The least expensive homes on a per square foot basis, included a country home on County Road 35 that sold for $260,000. It worked out to $110 per square foot. The house sits on 5 acres. Another home near Steamboat Lake, a half-hour north of Steamboat, sold for $292,000, coming out at $119 per square foot. That house is on a 1-acre lot.

Nine homes in the Willowbrook subdivision south of Walton Creek Road off Chinook Lane have sold in the past 12 months. All of them are between 1,100 square feet and 1,400 square feet, and several have sold at prices that work out to more than $200 per square foot. One sold for as low as $189 per square foot.

The manufactured homes are situated in a quiet neighborhood very close to Walton Creek itself and an extension of the Yampa River Trail. Whistler park is within walking distance.

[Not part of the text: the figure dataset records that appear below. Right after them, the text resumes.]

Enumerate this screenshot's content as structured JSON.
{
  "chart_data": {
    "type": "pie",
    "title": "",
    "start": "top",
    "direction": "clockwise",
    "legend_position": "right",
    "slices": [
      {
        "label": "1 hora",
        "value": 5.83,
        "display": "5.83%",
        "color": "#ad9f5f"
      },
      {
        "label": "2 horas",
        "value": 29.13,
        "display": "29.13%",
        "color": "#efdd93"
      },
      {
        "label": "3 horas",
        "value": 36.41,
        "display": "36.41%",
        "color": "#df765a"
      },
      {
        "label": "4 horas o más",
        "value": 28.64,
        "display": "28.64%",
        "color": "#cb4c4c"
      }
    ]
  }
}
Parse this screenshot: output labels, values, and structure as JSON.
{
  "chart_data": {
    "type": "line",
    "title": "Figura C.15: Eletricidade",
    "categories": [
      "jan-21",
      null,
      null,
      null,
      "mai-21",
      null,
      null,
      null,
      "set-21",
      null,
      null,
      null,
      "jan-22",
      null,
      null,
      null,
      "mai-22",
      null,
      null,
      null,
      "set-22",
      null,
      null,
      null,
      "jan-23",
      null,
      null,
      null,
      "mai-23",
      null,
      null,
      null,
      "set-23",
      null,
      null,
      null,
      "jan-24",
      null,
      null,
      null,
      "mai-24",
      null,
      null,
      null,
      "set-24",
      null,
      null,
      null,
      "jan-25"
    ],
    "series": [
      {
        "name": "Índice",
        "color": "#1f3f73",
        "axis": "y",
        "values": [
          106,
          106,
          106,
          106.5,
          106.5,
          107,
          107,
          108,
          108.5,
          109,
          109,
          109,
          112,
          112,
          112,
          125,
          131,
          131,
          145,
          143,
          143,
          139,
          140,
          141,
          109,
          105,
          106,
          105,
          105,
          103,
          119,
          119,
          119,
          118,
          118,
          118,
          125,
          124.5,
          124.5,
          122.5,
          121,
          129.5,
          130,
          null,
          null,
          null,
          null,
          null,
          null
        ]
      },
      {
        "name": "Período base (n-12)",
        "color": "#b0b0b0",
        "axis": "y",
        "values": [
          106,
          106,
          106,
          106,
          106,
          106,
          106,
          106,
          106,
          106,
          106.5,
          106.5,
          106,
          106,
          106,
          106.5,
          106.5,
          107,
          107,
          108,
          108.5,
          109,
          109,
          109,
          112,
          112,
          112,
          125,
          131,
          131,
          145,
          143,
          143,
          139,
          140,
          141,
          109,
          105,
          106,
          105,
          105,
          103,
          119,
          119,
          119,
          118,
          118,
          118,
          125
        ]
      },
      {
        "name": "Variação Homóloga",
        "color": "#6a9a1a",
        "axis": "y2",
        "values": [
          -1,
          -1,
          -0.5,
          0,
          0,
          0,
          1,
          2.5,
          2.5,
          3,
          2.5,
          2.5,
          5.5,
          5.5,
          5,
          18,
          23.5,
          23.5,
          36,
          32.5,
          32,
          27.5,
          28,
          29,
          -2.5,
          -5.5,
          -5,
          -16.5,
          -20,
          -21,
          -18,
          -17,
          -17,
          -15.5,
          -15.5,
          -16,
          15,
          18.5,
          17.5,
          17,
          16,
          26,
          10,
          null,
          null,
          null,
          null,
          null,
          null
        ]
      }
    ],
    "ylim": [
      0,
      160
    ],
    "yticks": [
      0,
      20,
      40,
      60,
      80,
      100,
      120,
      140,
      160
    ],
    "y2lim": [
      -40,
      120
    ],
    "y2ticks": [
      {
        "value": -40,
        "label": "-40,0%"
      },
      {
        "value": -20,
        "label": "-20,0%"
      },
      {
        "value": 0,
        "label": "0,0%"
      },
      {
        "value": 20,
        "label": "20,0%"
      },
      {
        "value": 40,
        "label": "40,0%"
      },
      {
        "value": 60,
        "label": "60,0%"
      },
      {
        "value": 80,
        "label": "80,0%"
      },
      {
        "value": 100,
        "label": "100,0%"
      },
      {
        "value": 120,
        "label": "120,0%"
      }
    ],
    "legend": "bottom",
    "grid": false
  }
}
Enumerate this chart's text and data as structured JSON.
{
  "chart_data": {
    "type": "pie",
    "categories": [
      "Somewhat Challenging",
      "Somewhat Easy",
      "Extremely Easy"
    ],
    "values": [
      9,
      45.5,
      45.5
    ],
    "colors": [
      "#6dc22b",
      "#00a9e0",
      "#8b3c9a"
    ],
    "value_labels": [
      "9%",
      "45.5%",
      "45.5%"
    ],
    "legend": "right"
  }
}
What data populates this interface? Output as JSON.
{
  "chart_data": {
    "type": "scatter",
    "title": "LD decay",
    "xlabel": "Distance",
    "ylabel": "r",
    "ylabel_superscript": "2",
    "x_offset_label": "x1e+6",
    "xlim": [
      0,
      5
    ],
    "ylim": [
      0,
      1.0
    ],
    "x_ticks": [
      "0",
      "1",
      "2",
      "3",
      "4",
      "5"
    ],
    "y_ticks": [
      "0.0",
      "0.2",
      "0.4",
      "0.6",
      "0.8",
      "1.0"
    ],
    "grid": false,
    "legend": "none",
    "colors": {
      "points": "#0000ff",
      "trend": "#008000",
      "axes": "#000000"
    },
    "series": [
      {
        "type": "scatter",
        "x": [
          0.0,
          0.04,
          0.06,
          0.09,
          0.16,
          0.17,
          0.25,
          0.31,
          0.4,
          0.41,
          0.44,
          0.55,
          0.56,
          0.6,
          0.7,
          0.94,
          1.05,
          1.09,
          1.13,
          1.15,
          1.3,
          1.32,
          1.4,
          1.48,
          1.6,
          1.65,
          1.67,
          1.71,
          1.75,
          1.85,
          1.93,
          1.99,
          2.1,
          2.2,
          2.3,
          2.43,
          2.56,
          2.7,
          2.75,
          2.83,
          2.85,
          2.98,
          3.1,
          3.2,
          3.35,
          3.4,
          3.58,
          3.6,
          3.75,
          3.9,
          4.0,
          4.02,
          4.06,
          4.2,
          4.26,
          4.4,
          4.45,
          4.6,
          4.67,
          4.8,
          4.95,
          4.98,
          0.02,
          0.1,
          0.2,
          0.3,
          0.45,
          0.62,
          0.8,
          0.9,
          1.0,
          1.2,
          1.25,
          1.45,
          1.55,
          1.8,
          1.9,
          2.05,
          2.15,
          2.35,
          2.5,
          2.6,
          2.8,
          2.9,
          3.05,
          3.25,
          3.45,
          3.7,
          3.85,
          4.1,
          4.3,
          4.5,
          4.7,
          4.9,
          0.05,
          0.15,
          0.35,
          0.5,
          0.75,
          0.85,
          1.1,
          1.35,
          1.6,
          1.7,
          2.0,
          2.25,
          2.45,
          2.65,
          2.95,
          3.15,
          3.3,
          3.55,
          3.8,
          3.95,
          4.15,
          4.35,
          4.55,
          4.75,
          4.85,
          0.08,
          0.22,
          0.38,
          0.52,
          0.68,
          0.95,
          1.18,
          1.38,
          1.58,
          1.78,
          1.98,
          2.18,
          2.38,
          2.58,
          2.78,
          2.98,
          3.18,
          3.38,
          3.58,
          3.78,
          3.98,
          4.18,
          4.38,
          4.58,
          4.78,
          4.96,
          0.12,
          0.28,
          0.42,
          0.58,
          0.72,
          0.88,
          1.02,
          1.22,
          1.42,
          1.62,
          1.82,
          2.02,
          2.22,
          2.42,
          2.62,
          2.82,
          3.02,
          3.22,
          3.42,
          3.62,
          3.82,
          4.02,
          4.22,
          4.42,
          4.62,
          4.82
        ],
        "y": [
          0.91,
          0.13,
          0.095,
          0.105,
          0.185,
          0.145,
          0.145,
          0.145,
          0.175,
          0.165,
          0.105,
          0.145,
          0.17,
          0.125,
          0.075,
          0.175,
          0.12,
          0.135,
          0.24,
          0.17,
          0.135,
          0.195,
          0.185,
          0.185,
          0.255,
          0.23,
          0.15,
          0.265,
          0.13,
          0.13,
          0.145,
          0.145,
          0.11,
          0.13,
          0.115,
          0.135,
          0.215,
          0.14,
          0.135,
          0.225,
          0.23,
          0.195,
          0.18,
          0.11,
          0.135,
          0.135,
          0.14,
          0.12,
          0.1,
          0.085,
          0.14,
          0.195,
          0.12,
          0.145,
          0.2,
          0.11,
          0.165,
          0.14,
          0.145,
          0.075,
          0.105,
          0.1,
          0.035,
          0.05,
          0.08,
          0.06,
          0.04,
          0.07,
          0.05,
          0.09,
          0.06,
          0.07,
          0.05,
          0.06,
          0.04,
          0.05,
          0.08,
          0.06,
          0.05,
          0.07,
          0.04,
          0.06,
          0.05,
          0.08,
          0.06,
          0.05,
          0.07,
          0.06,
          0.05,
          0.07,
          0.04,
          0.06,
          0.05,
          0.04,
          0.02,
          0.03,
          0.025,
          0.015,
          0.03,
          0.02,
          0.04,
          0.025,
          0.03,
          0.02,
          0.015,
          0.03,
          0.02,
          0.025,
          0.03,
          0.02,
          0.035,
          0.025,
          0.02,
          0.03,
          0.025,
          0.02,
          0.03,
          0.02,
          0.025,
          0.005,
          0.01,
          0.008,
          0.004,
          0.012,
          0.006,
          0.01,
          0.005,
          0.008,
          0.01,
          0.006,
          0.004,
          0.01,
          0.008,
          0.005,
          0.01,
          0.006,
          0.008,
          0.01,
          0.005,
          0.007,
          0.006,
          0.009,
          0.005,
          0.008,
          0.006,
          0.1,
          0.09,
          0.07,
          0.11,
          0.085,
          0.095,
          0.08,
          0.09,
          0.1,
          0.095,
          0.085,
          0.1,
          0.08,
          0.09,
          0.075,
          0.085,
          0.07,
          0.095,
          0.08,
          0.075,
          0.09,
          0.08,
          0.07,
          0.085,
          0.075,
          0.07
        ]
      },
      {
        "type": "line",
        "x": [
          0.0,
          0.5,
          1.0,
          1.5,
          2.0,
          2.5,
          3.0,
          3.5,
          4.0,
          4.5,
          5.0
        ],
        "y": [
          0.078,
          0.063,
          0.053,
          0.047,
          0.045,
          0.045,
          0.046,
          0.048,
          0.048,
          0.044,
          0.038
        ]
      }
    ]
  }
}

Baldinger said it's important when evaluating smaller homes to realize that the cost of the basics that must be included in virtually every home aren't being amortized over as many square feet as they would be in a larger home. For example, an 1,100-square-foot home like those in Willowbrook still has a lot a couple of bathrooms, a kitchen full of appliances, a furnace, probably a laundry room or laundry closet, and perhaps a gas fireplace. A 2,200-square-foot home might not offer much more in those categories, and as a result, have a lower price per square foot.

Elting has listed his own home on Laurel Lane at a price that equates to $365 a square foot. But you have to understand that it's a 1-acre lot with unmatched views of Emerald Mountain.

"Somebody's going to buy it," Elting said. "They'll realize the lot is worth $350,000."